Springer, 2008. — 353 p.
The Burrows-Wheeler Transform is one of the best lossless compression methods available. It is an intriguing — even puzzling — approach to squeezing redundancy out of data, it has an interesting history, and it has applications well beyond its original purpose as a compression method. It is a relatively late addition to the compression canon, and hence our motivation to write this book, looking at the method in detail, bringing together the threads that led to its discovery and development, and speculating on what future ideas might grow out of it.
The book is aimed at a wide audience, ranging from those interested in learning a little more than the short descriptions of the BWT given in standard texts, through to those whose research is building on what we know about compression and pattern matching. The first few chapters are a careful description suitable for readers with an elementary computer science background (and these chapters have been used in undergraduate courses), but later chapters collect a wide range of detailed developments, some of which are built on advanced concepts from a range of computer science topics (for example, some of the advanced material has been used in a graduate computer science course in string algorithms). Some of the later explanations require some mathematical sophistication, but most should be accessible to those with a broad background in computer science.

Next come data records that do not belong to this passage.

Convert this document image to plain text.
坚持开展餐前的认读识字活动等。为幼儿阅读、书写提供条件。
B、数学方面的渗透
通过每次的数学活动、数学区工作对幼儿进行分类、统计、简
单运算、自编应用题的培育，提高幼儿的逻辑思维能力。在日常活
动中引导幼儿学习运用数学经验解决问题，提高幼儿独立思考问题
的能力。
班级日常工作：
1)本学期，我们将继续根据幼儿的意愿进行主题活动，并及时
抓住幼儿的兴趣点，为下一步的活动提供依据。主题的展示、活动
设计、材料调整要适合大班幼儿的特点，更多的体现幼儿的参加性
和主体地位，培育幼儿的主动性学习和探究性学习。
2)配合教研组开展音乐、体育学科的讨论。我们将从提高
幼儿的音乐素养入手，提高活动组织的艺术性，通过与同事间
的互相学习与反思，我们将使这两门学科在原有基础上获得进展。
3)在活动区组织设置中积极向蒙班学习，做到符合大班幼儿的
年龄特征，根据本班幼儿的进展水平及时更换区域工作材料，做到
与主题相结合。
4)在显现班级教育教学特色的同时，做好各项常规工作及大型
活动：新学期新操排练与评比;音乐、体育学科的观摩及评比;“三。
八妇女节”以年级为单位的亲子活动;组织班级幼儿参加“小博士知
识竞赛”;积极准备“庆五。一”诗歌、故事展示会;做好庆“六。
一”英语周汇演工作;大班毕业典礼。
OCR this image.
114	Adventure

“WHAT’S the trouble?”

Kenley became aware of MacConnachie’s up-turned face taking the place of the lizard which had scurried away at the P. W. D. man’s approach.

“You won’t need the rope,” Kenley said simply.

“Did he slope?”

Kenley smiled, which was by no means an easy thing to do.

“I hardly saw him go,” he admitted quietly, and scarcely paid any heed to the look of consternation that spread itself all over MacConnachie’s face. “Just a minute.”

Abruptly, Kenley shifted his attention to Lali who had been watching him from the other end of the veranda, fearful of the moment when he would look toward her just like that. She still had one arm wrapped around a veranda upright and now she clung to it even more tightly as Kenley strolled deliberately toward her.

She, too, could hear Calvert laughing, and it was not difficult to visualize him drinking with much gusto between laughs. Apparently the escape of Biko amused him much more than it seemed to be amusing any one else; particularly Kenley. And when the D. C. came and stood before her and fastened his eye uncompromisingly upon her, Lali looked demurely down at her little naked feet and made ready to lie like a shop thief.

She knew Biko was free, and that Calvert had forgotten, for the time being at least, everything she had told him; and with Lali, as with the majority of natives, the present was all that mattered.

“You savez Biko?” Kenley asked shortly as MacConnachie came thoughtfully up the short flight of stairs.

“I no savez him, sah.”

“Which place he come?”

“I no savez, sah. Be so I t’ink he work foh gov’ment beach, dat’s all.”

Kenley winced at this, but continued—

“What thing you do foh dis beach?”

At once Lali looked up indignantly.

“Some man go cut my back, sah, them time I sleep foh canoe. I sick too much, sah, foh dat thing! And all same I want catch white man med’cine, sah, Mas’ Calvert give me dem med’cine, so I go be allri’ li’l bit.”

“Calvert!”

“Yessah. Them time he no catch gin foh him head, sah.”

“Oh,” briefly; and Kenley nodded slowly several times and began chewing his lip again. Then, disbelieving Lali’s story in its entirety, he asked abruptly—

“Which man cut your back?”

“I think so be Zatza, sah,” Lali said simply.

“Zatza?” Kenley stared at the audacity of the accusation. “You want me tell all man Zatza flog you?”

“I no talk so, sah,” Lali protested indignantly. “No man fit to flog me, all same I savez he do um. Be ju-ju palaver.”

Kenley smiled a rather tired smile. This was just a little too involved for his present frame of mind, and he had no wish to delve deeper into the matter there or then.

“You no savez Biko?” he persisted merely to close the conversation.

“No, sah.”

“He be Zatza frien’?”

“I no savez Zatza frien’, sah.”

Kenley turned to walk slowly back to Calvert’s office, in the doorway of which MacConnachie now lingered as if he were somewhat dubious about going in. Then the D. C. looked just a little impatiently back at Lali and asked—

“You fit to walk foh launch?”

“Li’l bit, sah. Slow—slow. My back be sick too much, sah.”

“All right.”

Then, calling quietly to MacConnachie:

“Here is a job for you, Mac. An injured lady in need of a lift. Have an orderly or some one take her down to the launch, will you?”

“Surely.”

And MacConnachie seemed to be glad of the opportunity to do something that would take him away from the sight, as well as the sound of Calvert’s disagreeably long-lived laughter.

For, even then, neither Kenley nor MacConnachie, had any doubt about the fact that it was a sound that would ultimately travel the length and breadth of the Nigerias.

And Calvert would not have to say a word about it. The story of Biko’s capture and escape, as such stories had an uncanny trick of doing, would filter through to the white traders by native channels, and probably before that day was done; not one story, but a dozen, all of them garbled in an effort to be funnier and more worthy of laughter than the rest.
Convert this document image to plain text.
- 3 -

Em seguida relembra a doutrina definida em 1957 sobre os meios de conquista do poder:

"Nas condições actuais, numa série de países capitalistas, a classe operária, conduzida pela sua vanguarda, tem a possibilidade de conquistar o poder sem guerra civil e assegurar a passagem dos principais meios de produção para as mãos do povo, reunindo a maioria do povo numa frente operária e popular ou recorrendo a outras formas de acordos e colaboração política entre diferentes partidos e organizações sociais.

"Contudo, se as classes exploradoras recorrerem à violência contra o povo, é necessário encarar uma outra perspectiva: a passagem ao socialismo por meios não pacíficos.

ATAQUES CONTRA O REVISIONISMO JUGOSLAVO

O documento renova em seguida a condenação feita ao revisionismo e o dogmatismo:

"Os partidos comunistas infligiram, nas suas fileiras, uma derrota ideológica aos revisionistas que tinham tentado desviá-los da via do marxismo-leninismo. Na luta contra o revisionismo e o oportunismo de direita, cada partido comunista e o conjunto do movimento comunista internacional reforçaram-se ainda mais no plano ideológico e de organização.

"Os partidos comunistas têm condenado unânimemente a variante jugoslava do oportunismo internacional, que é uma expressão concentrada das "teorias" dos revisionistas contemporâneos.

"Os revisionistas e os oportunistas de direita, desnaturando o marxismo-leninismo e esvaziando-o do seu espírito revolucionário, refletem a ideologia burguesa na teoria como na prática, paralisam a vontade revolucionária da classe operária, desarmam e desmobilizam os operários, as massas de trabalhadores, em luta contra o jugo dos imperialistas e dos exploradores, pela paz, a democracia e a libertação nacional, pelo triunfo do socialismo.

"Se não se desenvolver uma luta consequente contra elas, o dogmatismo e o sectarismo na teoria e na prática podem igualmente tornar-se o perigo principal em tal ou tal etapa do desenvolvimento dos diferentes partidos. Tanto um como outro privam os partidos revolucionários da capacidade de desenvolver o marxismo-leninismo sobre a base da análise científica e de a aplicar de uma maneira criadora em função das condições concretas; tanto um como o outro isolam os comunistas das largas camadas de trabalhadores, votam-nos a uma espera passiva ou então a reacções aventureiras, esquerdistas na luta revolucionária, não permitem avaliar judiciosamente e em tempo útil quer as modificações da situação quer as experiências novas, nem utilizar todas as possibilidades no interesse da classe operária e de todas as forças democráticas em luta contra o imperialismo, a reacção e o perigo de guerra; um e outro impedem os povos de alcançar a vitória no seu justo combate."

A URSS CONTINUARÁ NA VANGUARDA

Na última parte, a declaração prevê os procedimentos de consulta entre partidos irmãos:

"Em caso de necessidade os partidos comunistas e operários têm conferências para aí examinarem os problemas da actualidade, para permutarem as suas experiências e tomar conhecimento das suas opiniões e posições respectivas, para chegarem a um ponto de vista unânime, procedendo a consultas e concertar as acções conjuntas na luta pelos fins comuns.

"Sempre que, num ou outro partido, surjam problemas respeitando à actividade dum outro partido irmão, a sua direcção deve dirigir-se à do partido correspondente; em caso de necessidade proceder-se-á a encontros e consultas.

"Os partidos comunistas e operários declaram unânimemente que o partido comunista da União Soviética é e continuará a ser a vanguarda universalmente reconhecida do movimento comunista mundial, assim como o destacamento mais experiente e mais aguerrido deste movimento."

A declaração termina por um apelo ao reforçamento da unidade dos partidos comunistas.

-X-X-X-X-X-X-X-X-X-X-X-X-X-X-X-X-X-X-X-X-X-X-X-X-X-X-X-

We have aimed to provide a detailed introduction to the current state of knowledge about the Burrows-Wheeler Transform. This ranges from explanations and examples of how the transform works, through analyzing the theoretical performance of the transform from various view points, to considering issues relevant to implementing it on “real” systems. Each chapter (except the last one) contains a “further reading” section to guide the reader around the large collection of literature that has explored the BWT in detail, and Appendix B points to ongoing research.
An important theme in this book is pattern matching and text indexing using the BWT. Because the transformed text contains a sorted version of the original text, it has considerable potential to help with locating patterns, and we look in detail at a number of variations that have been proposed and evaluated.
The BWT literature uses a variety of notation for the various structures used in the transform. Where possible we have tried to use standard notation, but unfortunately some key notations conflict with those used in the standard pattern matching literature, and so we have chosen to coin some new notations to avoid having the same notation with two meanings, at times in the same paragraph! Appendix A gives a summary of the notation used to avoid any confusion.
The BWT continues to be actively researched, and this book is merely a milestone in its history. Appendix B gives links to web sites that will be worth watching for future developments of the BWT and related systems.
How the Burrows-Wheeler Transform works.
Coders for the Burrows-Wheeler Transform.
Suffix trees and suffix arrays.
Analysis of the Burrows-Wheeler Transform.
Variants of the Burrows-Wheeler Transform.
Exact and approximate pattern matching.
Other applications of the Burrows-Wheeler Transform.
A: Notation.
B: Ongoing work on the Burrows-Wheeler Transform.